Moreover, Heni is able to elucidate how antisemitism and anti-Zionism have been sold as two separate issues rather than the latter having grown out of the former. In his treatment of Hannah Arendt, he writes:
Looking back on more than 2000 years of Jew-hatred, it was indeed realistic that antisemitism should be considered a constant power, resentment, with genocidal consequences. Remember: Arendt writes that Jews take advantage of Jew-hatred, while the Jews have still been buried in the oven of Auschwitz. The Holocaust was still going on in 1944/early 1945, and Arendt aimed at the Zionist idea of being saved by a possible Jewish state. More ignorance, arrogance and de-realization is hardly possible. This might be, on the other side, the reason why so many scholars and the public embrace Arendt. In recent years one can find huge lists of publications on her. [At] the same time, antisemitism is on the rise, including and particularly aiming at Jewish nationalism, or the Jewish nation-state.
In Heni’s view, a critical tipping point in the global arena of antisemitism is the adaptation of Holocaust rhetoric to the Israeli-Palestinian dynamic, such as equating the Palestinian Nakba (catastrophe) with the Holocaust. This has engendered statements such as characterizing the Israeli security fence being a method of ghettoizing the Palestinians—posing yet another hurdle to the pro-Israeli community, which has to counter demands to recognize a nonexistent Palestinian Holocaust. The task becomes increasingly difficult as the media consistently promotes the Palestinian angle.
The Arab-Muslim narrative sees the establishment of the State of Israel in the aftermath of the Holocaust as a clear validation of the linkage between Nazism and the continuation of Jewish domination. The widespread use of The Protocols of the Elders of Zion during the Arafat years, and even more so today under Hamas, has given this false representation the status of a primary document in Palestinian textbooks. Moreover, the Protocols has attained the status of academic scholarship in the Arab-Muslim world, not just a folk myth. This “academic legitimacy” based on counterfeit documents stimulates the modern antisemitism Heni describes, thereby raising a new Arab-Muslim generation that religiously believes in these “facts.”

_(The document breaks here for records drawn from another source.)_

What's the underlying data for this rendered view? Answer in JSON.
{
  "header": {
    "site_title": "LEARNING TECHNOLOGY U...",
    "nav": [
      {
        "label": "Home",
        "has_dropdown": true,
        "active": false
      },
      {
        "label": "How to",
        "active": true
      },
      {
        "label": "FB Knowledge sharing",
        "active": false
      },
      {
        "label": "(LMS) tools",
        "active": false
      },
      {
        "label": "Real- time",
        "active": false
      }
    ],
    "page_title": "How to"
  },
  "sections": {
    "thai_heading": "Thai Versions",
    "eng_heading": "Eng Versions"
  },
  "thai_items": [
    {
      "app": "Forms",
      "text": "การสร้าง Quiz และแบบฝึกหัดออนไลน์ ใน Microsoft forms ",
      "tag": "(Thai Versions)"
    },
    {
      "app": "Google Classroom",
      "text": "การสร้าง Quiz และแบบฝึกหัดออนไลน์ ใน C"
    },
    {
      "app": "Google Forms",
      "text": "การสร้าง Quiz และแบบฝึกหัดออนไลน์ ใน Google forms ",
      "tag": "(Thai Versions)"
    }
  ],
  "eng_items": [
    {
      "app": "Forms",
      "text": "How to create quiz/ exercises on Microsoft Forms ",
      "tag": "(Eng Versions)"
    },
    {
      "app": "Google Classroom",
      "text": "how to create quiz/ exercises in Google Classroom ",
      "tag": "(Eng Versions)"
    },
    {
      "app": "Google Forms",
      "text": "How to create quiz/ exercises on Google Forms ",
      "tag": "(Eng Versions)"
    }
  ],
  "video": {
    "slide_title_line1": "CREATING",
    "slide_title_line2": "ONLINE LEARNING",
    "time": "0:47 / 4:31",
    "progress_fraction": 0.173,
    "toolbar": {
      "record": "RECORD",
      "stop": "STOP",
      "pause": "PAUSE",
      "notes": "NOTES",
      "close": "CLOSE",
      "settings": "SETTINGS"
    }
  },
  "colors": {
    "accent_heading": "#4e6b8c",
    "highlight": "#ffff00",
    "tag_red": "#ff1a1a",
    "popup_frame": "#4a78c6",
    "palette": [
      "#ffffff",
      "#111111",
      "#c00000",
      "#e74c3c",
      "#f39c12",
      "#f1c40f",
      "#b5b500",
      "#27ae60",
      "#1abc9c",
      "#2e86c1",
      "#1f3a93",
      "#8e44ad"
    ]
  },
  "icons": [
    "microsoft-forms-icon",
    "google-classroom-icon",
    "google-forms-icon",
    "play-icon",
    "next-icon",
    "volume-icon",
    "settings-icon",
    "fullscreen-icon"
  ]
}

Finally, Heni underscores why history especially matters when it comes to racial Jewish hatred. The fact that the debate about antisemitism has become so intellectualized that individuals have a difficult time distinguishing racism from acceptable criticism is in itself telling. The new or revised antisemitism is built on the “old” medieval one; cycles of hatred toward Jews reflected in Muslim and Christian writings still repeat many old antisemitic canards, but are now willing to embrace junk science and social Darwinian tropes whenever possible. Europe today, as we saw in the 1930s, is seeing a steady growth in antisemitism under the guise of anti-Zionism. Not since the end of WWII has there been such a level of distress among European Jewry. As Robert Wistrich writes, “Europe cannot fight antisemitism if it appeases terrorists or blackens Israel’s name. We need to insist that a linkage exists between blind ‘Palestinophilia,’ being soft on terror and jihad, defaming Israel, and the current wave of antisemitic violence.” (http://www.jcpa/org/phas/phas-25.html).
Heni’s analysis, while long and gloomy and tending to leave the reader depressed about the possibility for any change, only shows that the age-old basic Jewish hatred is alive and well. His study represents an important contribution, as it offers an interpretation based on insights that can be useful in combating contemporary antisemitism.